Find Duplicate Elements In Array Using Swift

Question

How to find Duplicate Elements in Array? I have array of phone numbers so in the phone numbers i should start searching from the right side to the left side and find similar

Answer 1

I also had a similar problem and have overcome in the following way. (Xcode 8.3.2)

let a = [123456, 234567, 345678, 123456, 456789, 135790, 456789, 142638]
var b = a // copy-on-write so that "a" won't be modified

while let c = b.popLast() {
  b.forEach() {
    if $0 == c {
      Swift.print("Duplication: \(c)")
    }
  }
}

//  Duplication: 456789
//  Duplication: 123456

The point is that the number of comparison. It would be smaller than others.

Assume that the number of items in the array is N. In each loop, the number will be decrementing by one. So, the total number will be (N-1) + (N-2) + (N-3) + ... + 2 + 1 = N * (N-1) / 2 When N = 10, that will be 9 + 8 + ... = 45

In contrast, that of some algorithms might be N * N. When N = 10 that will be 100.

In spite of that, taking into account of the cost of deep-copy or shallow-copy, I agree that @Patrick Perini's brilliant way would be better than this in some situations even the number of that would be N * N.

EDIT:

Alternative way with IteratorProtocol

let a = [123456, 234567, 345678, 123456, 456789, 135790, 456789, 142638]
var i = a.makeIterator()

while let c = i.next() {
  var j = i
  while let d = j.next() {
    if c == d {
      Swift.print("Duplication: \(c)")
    }
  }
}

//  Duplication: 123456
//  Duplication: 456789

That looks more complex, but uses the same idea as before.
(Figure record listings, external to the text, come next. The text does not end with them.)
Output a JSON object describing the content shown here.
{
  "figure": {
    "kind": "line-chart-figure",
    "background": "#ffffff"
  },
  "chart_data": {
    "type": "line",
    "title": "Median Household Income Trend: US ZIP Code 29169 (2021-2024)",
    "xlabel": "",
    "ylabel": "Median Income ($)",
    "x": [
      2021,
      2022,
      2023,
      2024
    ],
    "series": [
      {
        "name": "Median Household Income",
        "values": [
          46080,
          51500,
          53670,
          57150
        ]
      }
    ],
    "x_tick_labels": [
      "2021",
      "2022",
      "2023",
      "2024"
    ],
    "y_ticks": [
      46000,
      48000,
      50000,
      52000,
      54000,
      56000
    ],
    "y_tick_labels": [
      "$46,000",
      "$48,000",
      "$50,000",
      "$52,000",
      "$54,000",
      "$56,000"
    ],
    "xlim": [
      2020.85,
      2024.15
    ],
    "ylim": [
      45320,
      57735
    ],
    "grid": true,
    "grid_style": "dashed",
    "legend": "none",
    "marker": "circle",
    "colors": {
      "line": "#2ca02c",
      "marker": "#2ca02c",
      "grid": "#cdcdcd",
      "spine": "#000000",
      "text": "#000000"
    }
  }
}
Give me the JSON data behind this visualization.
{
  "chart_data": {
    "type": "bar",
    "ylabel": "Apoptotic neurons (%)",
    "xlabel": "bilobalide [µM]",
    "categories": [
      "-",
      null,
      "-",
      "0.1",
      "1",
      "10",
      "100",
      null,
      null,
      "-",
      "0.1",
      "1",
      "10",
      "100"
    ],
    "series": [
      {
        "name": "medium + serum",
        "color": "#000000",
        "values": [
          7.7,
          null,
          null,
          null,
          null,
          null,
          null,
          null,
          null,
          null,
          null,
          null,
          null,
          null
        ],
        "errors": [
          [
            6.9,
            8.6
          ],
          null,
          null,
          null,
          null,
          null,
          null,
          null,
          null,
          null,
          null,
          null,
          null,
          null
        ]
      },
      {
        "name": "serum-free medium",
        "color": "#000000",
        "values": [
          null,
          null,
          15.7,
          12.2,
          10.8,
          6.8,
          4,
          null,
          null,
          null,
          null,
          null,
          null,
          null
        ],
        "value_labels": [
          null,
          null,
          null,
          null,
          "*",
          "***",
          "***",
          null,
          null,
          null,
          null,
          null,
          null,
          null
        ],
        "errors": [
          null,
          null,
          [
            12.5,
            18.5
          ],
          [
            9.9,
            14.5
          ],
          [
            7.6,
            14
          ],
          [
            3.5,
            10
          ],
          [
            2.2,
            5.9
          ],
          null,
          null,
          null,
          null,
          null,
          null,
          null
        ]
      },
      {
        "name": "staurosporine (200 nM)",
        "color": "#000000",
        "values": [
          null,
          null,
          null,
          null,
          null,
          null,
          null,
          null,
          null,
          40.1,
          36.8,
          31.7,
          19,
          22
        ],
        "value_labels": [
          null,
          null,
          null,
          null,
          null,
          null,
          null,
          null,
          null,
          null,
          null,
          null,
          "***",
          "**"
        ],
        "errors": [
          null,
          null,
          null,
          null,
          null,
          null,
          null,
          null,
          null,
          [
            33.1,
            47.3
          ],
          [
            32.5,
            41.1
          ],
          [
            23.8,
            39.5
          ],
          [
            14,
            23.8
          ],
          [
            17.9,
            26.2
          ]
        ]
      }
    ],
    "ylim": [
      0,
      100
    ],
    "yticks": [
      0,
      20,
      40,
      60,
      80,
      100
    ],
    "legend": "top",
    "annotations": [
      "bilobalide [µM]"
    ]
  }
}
This does not have unnecessary memory allocations or copies.

My concern is efficiency, i.e. quicker UI response, longer battery life, smaller memory footprint, etc. Avoiding unnecessary memory allocations and/or memory copies which are automatically done by Swift in the behind scene would be crucial if we are providing competitive products. (-;